Eine solche Stromzuführung wird in der deutschen Patentschrift Nr. 1076623 beschrieben ; die Zwischenlage aus Isolierstoff, z. B. mit Paraffin vergossenes bandförmiges Polytetrafluoräthylen oder Araldit, hat sich beim Zonenschmelzen von nicht zu dicken Halbleiterstäben als praktisch gasdicht erwiesen.
Beim Zonenschmelzen z. B. relativ dicker Halbleiterstäbe, wozu eine relativ hohe Leistung erforderlich ist und wo daher auch eine relativ hohe Verlustleistung in der Stromzuführung auftritt, wurden jedoch trotz sorgfältiger Abdichtung der Schmelzkammer immer wieder unerwünschte Oxydüberzüge an den behandelten
Halbleiterstäben beobachtet.
Der Erfindung liegt die Erkenntnis zugrunde, dass die Ursache hiefür feine Leckstellen sind, die sich während des Betriebes zwischen der Zwischenlage aus Isolierstoff und der Oberfläche der Teilleiter der
Stromzuführung bilden, da der Isolierstoff dort infolge der Wärmedehnungen und-schrumpfungen von den Teilleitern zumindest teilweise abreisst. Durch diese Leckstellen kann Aussenatmosphäre in die Schmelzkammer eindringen und die Oxydüberzüge hervorrufen.

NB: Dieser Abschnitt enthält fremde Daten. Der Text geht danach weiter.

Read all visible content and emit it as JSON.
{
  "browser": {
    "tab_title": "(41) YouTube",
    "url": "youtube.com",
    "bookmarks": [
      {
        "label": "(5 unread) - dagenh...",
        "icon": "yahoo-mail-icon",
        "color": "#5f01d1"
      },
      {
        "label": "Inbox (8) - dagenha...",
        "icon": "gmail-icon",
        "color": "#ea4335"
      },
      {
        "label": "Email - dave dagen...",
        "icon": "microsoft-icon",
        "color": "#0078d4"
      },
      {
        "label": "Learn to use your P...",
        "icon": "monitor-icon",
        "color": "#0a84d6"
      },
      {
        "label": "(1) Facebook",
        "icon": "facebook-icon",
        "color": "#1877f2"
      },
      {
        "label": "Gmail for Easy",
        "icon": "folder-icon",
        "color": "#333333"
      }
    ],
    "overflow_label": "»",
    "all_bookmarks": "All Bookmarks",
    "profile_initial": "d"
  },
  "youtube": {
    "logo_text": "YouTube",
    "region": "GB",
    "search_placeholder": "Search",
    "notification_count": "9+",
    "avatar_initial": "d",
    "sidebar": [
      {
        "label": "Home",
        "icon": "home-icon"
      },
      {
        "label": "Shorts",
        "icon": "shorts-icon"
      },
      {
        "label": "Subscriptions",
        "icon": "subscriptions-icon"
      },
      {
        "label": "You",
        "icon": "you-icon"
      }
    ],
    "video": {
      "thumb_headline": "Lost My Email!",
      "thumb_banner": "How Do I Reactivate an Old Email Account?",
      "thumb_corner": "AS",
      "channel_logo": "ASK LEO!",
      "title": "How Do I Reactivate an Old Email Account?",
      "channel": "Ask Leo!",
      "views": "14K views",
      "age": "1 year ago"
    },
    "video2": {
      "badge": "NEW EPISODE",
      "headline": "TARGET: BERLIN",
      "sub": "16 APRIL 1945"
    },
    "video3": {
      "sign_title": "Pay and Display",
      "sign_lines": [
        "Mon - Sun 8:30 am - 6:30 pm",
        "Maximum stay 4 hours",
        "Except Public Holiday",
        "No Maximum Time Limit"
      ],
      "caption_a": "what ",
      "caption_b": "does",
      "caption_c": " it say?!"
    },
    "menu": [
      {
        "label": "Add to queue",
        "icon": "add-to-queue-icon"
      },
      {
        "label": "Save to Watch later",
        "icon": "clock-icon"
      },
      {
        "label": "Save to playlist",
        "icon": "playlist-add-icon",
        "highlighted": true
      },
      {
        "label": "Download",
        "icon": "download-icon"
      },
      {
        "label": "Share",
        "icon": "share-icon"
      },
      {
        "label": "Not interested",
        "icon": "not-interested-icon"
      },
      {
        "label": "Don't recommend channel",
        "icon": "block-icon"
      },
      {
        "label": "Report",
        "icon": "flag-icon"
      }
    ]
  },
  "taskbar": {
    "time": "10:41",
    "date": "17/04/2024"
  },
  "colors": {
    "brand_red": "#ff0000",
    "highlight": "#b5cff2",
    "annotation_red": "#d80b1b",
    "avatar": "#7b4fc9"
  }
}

Der Erfindung liegt die Aufgabe zugrunde, hier Abhilfe zu schaffen und die Stromzuführung, wie sie in der deutschen Patentschrift Nr. 1076623 beschrieben ist, zu verbessern. Sie betrifft demgemäss eine Vorrichtung zum Zonenschmelzen eines kristallinen Körpers, insbesondere eines Stabes aus Halbleitermaterial, mit einem gasdichten Gefäss, in dem eine mit elektrischem Strom gespeiste Heizeinrichtung, insbesondere eine Induktionsheizspule, zum Beheizen der Schmelzzone angeordnet ist, und mit einer aus mindestens zwei durch eine Zwischenlage aus Isolierstoff voneinander isolierten Teilleitern, deren Oberflächen eine gasdichte Haftverbindung mit dieser Isolierstoffzwischenlage bilden, bestehenden,
durch eine Durchführung in der Gefässwand in das Gefäss geführten Stromzuführung für die Heizeinrichtung und bei der zwischen der Gefässwand und der an die Oberfläche der Teilleiter grenzende Isolierstoffzwischenlage ebenfalls eine gasdichte Haftverbindung entsteht. Diese Vorrichtung ist erfindungsgemäss dadurch gekennzeichnet, dass der aus kaltvulkanisiertem Silikonkautschuk bestehende Isolierstoff der Isolation zwischen den einzelnen Teilleitern und der Isolation der Durchführung zwischen den Teilleitern und der Gefässwand eine Shore-Härte im Bereich von 10 bis 100 und eine Dehnbarkeit von mindestens 20% hat und dass die Oberfläche der Teilleiter bzw. die Gefässwand an der Haftstelle mit dem Silikonkautschuk einen Überzug aus einem Silikonharz aufweist, an dem der Silikonkautschuk haftet.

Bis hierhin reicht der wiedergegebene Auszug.